Spider-Man: Homecoming: ‘bouncy, likable and completely devoid of threat’. Photograph: Allstar/Marvel Studios/Columbia Pictures
Even diehard comic-book movie fans must have noticed by now the glitch in the Avengers universe. Whatever algorithm is used to calculate the perfect ratio of self-satisfied banter to bludgeoning FX has resulted in ever-decreasing variations on a theme. If not quite the same movie, they recycle the same plot points and devices, the same blustering displays of CGI muscle. Deep within the Marvel laboratories, it seems genetic experiments have been taking place as the DNA of the comic-book action flick is spliced with that of other films. Spider-Man: Homecoming is the labradoodle of this cross-genre breeding programme. Part superhero movie, part high-school coming-of-age story, it’s bouncy, likable and completely devoid of threat.
This latest reboot of the webslinger narrative casts Tom Holland as an irrepressible 15-year-old Peter Parker. As eager to please as a puppy, his taste of Avengers action (a cameo at the end of Captain America: Civil War) has left him hungry to right wrongs. So far, more Spider-Boy than man, his ventures have been low-key and the rewards minor (a churro from a nice Dominican lady he helped across the road). But then he stumbles across a crime scene beefed up with some serious alien-sourced weapons tech.

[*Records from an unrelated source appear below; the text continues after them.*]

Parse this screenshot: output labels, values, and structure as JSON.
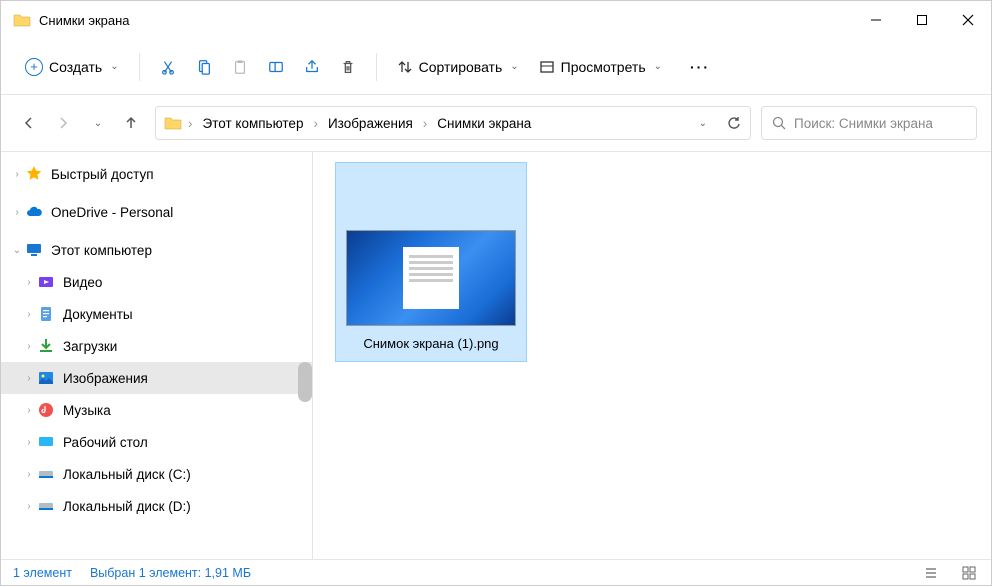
{
  "window": {
    "title": "Снимки экрана"
  },
  "toolbar": {
    "new": "Создать",
    "sort": "Сортировать",
    "view": "Просмотреть"
  },
  "breadcrumb": [
    "Этот компьютер",
    "Изображения",
    "Снимки экрана"
  ],
  "search": {
    "placeholder": "Поиск: Снимки экрана"
  },
  "sidebar": {
    "quick": "Быстрый доступ",
    "onedrive": "OneDrive - Personal",
    "this_pc": "Этот компьютер",
    "items": [
      {
        "label": "Видео"
      },
      {
        "label": "Документы"
      },
      {
        "label": "Загрузки"
      },
      {
        "label": "Изображения",
        "active": true
      },
      {
        "label": "Музыка"
      },
      {
        "label": "Рабочий стол"
      },
      {
        "label": "Локальный диск (C:)"
      },
      {
        "label": "Локальный диск (D:)"
      }
    ]
  },
  "files": [
    {
      "name": "Снимок экрана (1).png"
    }
  ],
  "status": {
    "count": "1 элемент",
    "selection": "Выбран 1 элемент: 1,91 МБ"
  }
}
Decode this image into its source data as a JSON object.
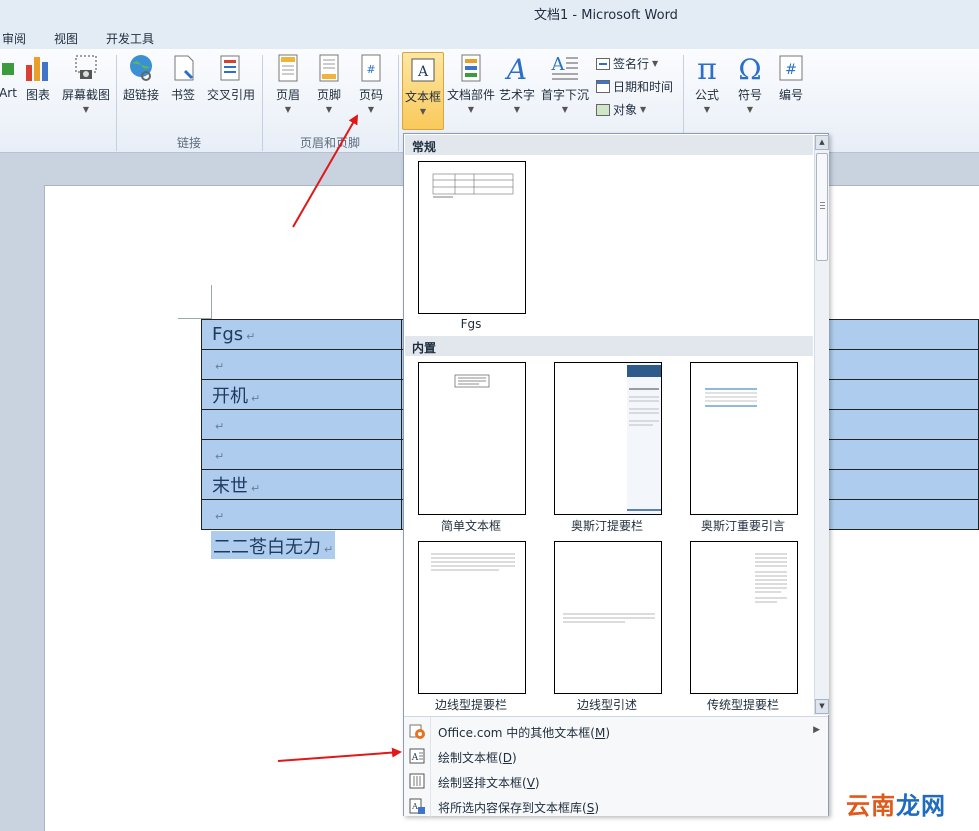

And he finds himself on the radar of scissor-winged scavenger the Vulture (Michael Keaton). Meanwhile, in the real world, he struggles with teen angst, high-school social standing and a bruising crush on Liz (Laura Harrier), the unobtainable debate-club beauty.
A deft reveal on the night of the school dance links Peter’s two parallel lives together; but the action climax that follows – a battle fought on the outside of a camouflaged Stark Industries transport plane – is an onslaught of effects so confusing that you forget to worry about the outcome.
In fact, the only moment of real tension in the preview I attended came when my son got his arm wedged in the cup-holder of his chair. Anyone who has ever had to try and prise the arm fat of a panicking child out of a circulation-stopping plastic ring is unlikely to be particularly fazed by the sight of Michael Keatonwearing a beak.